Our lovely summer hanging baskets..
The Romsey Arts Festival is soon to begin with a bigger and better than ever selection of local events. Music, art, drama, crafts, and events for children all going on over a 2 week period from 1st to the 16th July. The annual quilters exhibition in Romsey Abbey is not to be missed, quite extraordinary what these artists create and displayed in such a wonderful setting. So much music of many and varied genres. Every day there are several events taking place, For information about whats on and where, visit the Romsey Tourist Information Centre or visit www.romseyfestival.org
Worzel Gummidge fans…did you know that the famous TV series was filmed all around here, in the nearby villages of Braishfield, Lockerley and Timsbury, also the coastal town of Lymington? Nor did we, until this year when we were visited by 2 Worzel Gummidge fans. They stayed with us and visited all the filming sites they could find in the area. They were thrilled to find a field near Braishfield which featured in the programme, as they had been trying to find it for 10 years….finally tracked it down with the help of Google Earth.
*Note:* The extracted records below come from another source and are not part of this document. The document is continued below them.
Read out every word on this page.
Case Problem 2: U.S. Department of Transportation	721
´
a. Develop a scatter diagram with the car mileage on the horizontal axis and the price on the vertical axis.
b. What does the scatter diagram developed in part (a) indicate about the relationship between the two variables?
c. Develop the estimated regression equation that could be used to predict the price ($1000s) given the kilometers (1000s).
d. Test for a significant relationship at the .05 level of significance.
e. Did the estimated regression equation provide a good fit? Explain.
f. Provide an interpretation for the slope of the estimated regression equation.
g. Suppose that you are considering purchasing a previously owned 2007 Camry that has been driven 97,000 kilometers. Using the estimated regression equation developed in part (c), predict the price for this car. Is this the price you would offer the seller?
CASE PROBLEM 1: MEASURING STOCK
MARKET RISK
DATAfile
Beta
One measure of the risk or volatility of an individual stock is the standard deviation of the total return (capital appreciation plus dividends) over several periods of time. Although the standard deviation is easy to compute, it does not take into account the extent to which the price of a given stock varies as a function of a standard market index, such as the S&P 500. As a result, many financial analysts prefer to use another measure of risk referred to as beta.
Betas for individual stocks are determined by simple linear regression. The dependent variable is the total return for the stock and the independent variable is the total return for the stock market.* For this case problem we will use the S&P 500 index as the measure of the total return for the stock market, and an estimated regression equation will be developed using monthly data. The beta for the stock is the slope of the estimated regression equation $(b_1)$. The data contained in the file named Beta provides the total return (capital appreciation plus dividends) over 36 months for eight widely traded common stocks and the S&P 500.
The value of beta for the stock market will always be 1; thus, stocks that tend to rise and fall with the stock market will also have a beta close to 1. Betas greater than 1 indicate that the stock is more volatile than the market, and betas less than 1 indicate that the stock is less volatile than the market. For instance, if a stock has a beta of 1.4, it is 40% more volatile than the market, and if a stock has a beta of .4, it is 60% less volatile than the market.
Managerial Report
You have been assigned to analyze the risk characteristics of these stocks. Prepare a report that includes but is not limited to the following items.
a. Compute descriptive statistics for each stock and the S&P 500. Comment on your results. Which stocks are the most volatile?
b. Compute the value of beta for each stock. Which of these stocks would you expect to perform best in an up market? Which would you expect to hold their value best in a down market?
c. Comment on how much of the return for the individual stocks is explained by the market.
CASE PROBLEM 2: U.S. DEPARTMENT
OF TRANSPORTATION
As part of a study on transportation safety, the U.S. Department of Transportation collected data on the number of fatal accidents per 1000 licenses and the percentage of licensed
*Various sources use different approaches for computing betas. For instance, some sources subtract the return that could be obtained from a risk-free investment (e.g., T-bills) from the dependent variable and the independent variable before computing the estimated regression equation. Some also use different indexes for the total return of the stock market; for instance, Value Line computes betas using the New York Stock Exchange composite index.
As you can imagine, they had an encyclopaedic knowledge of every episode. It seems there is something of a cult following for Worzel Gummidge and this corner of Hampshire is its hub.
The flip side to this verdant landscape with all the lovely trees is the overwhelming cascade that is the autumn leaf-fall. It has only just started and each day brings an avalanche of leaves not only from ours but from everyone else’s trees all around for miles. I did think of leaving the leaves until they had all come down but after about a week it was difficult to access the house and opening the front door meant a gust of brown leaves splattering the inside of the house.
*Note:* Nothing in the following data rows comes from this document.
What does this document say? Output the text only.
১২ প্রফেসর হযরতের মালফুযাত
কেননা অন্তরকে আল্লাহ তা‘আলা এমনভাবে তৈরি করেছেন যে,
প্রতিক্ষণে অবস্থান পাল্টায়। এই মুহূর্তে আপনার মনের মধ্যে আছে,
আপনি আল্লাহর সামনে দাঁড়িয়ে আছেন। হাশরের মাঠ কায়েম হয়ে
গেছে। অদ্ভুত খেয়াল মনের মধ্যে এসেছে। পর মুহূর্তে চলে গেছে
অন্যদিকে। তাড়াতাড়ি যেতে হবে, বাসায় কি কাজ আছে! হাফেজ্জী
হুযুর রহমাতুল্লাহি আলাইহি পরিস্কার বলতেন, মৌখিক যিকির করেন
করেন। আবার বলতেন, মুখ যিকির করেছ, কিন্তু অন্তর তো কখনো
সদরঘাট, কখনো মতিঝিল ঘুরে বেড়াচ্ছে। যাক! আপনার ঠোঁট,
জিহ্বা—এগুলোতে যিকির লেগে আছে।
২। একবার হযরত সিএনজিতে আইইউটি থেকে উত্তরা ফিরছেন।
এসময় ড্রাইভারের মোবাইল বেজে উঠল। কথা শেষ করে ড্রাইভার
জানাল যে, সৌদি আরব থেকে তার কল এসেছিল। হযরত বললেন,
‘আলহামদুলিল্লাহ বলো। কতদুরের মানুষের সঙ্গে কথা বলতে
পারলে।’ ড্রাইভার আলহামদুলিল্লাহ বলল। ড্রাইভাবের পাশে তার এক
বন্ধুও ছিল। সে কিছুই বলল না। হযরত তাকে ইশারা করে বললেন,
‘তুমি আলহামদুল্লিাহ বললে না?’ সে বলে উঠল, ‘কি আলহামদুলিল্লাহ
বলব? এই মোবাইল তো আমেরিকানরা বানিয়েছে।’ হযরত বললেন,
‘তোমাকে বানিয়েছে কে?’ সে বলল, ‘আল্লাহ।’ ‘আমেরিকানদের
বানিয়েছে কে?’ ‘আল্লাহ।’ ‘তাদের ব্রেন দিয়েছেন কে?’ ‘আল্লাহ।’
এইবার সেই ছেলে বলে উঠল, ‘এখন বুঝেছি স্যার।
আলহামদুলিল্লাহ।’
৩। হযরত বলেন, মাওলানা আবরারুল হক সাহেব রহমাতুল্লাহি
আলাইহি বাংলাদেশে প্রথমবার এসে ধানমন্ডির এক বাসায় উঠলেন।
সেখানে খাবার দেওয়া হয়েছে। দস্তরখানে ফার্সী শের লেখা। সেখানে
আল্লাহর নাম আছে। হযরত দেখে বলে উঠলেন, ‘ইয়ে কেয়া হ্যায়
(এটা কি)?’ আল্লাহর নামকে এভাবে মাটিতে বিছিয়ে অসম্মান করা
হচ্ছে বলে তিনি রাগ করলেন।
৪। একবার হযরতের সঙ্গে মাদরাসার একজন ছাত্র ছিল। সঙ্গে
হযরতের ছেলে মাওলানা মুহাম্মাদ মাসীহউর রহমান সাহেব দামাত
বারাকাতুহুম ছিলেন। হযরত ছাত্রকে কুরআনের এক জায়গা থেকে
It is a constant battle against the forces of nature which seem to be trying to smother us in leaves and the wind that undermines attempts to clear them. Like an ant I toil away trying to mop up this tsunami …..
This week it is the annual Open Studio event in Hampshire. Just around the corner from us in Awbridge we found the studio of Grace Meijer, a world-renowned quilter. She has work in exhibitions in Denmark and the United States at the moment and has won recognition and top prizes in international competitions. her quilts are intricate and varied in style, from small wall hangings to commissions covering huge wall spaces. She does quilts for beds as well..Find out more about her by emailing email@example.com or just google gracequilts.com. A charming and talented artist. who has been quilting for 30 years.
June is the best month for visiting the world-famous Rose Gardens at Mottisfont Abbey. They are 3 adjoining walled gardens with the most stunning variety of roses, every colour, scent, variety and in such profusion…it is an overload of the senses. Mottisfont Abbey is a fascinating visit in itself with the spring which was a meeting place in the medieval times…it is mentioned in writings as far back as Saxon times…the name “mottis” means meeting place and “font” refers to the spring. Also the house which was once a priory , then became a private home. It houses a rare example of Trompe l’oueil painting (trick of the eye)by Rex Whistler, the last commission before his tragic battlefield death in France. The marble walls are actually painted as are some of the curtains. Its National Trust and in June has evening openings in addition to the standard times, to accommodate the extra visitors wanting to see the Rose Garden. Everything in the garden seems a little late this year so you may get a bit longer to see the roses at their best.